Büttiker Rolf · Ständerat · 2002-06-12
Büttiker Rolf · Ständerat · Solothurn · Freisinnig-demokratische Fraktion · 2002-06-12
Wortprotokoll
Die Hauptfrage meiner Interpellation wurde nicht beantwortet. Es geht um folgenden Sachverhalt:
Beim Zollkontingent Nr. 5, "rotes Fleisch" (Rind-, Pferde-, Schaf- und Ziegenfleisch), kann die Schweiz gemäss WTO 22 500 Tonnen Fleisch importieren - und das wird in etwa auch erreicht. Innerhalb dieses Kontingentes - das ist das Stossende - importiert die Schweiz 3000 bis 4000 Tonnen Schweineleber. Das sind immerhin 20 Prozent; beim Geld geht es in die Millionen. Wenn man das etwas verfolgt, stellt man fest, dass diese Schweineleber vor allem nach Liechtenstein importiert und dort zu Tiernahrung, zu Hunde- und Katzenfutter, verarbeitet wird. Als Tüpfelchen auf dem i wird von dieser Tiernahrung der grösste Teil danach wieder exportiert. Damit ist der Kreis geschlossen. Gleichzeitig müssen die einheimischen Schweinelebern mindestens teilweise sehr teuer entsorgt bzw. verbrannt werden. Diese teure Entsorgungsverbrennung bezahlt jemand, entweder der Fleischkonsument oder eben der Produzent, wenn er diese Kosten nicht abwälzen kann.

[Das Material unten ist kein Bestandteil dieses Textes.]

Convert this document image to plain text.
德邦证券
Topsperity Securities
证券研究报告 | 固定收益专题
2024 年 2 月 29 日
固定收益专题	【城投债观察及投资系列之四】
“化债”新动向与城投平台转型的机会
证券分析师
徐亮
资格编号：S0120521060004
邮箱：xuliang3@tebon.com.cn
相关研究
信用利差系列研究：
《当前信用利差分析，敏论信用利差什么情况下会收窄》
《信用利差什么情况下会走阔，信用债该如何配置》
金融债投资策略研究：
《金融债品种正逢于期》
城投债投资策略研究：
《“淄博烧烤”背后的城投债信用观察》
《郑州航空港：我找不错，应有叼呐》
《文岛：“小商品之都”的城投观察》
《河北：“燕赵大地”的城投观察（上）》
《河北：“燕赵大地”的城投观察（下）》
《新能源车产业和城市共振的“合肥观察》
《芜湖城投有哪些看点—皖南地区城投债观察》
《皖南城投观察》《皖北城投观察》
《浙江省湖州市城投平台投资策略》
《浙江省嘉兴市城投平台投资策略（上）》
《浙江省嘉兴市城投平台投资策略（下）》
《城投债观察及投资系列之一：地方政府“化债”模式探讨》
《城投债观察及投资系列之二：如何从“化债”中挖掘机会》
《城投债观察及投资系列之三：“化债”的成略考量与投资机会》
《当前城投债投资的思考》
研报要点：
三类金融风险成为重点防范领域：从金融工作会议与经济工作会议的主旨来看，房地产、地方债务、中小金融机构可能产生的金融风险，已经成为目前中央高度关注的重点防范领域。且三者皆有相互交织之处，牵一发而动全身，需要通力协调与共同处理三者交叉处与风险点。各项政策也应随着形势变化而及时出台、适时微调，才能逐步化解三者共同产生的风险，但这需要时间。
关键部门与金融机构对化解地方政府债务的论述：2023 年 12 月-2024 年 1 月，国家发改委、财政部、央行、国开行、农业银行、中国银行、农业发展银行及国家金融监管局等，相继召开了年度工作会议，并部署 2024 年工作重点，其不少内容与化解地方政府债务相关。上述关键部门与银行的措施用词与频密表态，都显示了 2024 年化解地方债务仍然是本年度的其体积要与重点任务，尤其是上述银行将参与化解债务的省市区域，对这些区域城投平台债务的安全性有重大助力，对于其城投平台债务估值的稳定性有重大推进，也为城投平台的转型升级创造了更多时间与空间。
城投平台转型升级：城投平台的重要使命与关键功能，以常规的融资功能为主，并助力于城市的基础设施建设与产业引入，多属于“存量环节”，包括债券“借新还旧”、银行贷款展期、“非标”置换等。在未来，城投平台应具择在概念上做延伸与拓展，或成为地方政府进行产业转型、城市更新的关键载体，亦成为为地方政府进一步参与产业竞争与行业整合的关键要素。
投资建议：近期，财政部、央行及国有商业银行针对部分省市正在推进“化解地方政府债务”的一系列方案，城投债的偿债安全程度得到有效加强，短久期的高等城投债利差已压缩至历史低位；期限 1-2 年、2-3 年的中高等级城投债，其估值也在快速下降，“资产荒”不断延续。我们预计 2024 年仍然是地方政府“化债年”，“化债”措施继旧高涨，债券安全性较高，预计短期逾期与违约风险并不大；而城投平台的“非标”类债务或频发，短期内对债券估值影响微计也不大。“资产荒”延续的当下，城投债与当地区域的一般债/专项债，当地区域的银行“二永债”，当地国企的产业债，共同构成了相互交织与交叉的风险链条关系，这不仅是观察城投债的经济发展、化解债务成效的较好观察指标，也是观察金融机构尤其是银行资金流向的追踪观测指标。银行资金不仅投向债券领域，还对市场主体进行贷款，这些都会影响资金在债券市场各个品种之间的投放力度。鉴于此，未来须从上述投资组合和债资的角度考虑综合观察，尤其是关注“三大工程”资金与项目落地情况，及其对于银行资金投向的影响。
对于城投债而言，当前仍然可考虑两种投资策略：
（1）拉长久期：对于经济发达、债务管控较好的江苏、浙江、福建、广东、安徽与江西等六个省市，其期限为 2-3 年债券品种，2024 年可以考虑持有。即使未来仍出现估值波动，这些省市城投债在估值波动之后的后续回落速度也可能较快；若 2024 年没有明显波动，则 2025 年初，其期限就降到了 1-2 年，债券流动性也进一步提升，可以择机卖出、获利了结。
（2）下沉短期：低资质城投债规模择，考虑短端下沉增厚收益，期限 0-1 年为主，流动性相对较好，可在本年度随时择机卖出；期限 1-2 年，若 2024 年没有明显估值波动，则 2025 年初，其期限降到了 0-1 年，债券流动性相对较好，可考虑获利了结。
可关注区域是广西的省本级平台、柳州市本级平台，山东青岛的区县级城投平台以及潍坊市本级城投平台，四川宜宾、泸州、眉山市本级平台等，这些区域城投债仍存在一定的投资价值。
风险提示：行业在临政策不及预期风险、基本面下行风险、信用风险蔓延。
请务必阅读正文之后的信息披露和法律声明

Es geht doch einfach nicht an, dass unter dem Obertitel "Rindfleischimport" Schweinelebern im Ausmass von 20 bis 30 Prozent des Kontingentes importiert werden. Das ist der Hauptpunkt. Diese Bevorzugung ist umso stossender, als für die Importe der bei uns knappen Edelstücke vom Rind peinlichst genau darauf geachtet wird, dass die Importeure ihren Beitrag zur Vermarktung der Inlandproduktion leisten. Sie [PAGE 409] müssen also Marktabräumung machen, damit sie zu ihren Importkontingenten kommen. Aber bei den Schweinelebern spielt das nicht. Hier können einfach beliebig - auch der Zeitpunkt ist völlig offen -, ohne eine Inlandleistung, Schweinelebern importiert werden, und dies eigentlich zulasten des Rindfleischimport-Kontingentes.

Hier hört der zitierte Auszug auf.